An experimental efficacy study of science achievement and attitude development amongst 8th grade students using an inquiry, integrated science-mathematics-engineering model of inst
Western Michigan University, Kalamazoo MI
Investigators
Abstract
The goal of this research is to test the efficacy of an inquiry model of science instruction to show best practice or what the Institute for Education Sciences refers to as "what works." The research will ask what works with regard to science instruction for middle school students and under what circumstances. The subjects will be 8th grade students from two collaborating districts: Chicago Public Schools and Kalamazoo Public Schools.
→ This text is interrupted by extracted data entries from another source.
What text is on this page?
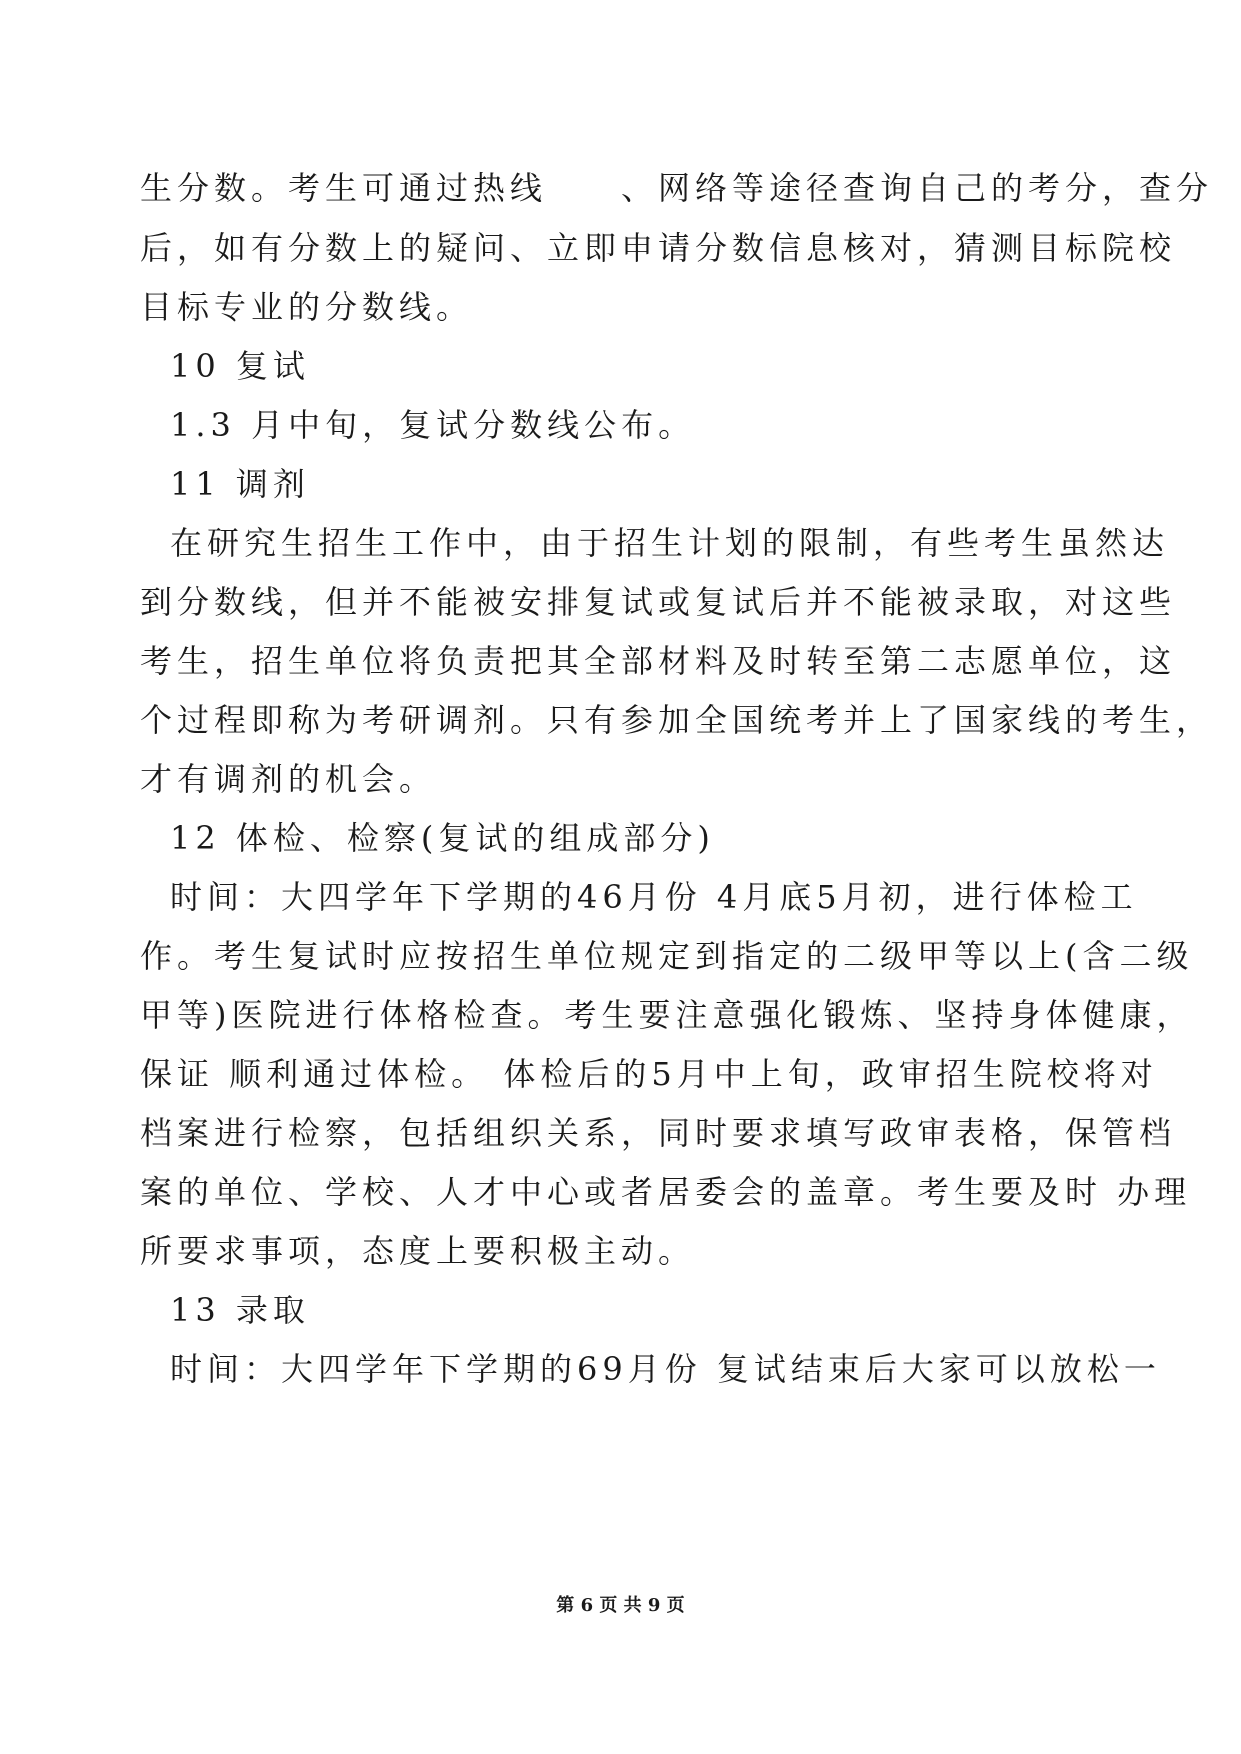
生分数。考生可通过热线　　、网络等途径查询自己的考分，查分
后，如有分数上的疑问、立即申请分数信息核对，猜测目标院校
目标专业的分数线。
10 复试
1.3 月中旬，复试分数线公布。
11 调剂
在研究生招生工作中，由于招生计划的限制，有些考生虽然达
到分数线，但并不能被安排复试或复试后并不能被录取，对这些
考生，招生单位将负责把其全部材料及时转至第二志愿单位，这
个过程即称为考研调剂。只有参加全国统考并上了国家线的考生，
才有调剂的机会。
12 体检、检察(复试的组成部分)
时间：大四学年下学期的46月份 4月底5月初，进行体检工
作。考生复试时应按招生单位规定到指定的二级甲等以上(含二级
甲等)医院进行体格检查。考生要注意强化锻炼、坚持身体健康，
保证 顺利通过体检。 体检后的5月中上旬，政审招生院校将对
档案进行检察，包括组织关系，同时要求填写政审表格，保管档
案的单位、学校、人才中心或者居委会的盖章。考生要及时 办理
所要求事项，态度上要积极主动。
13 录取
时间：大四学年下学期的69月份 复试结束后大家可以放松一
第 6 页 共 9 页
The research activities include: a) Develop, adapt and revise science instructional practices according to the components of the Model. b) Summer school program where Model practices will be experimentally tested against expert direct instruction using the random assignment of subjects to treatment/control groups. c) Regular school year implementation of the Model practices accompanied by quantitative and qualitative field research. The broader impact of the study will be the validation or rejection of the inquiry science model of instruction. given the near universal advocacy of inquiry pedagogy, the proposed research will have an exceptionally broad impact regardless of its findings. It will either lend credible experimental support to what is now widely advocated practice, or will precipitate a serious reconsideration of what is considered to be appropriate science pedagogy at the school level. Moreover, given the urban setting of the research, the findings will support improved science education amongst the neediest of American students.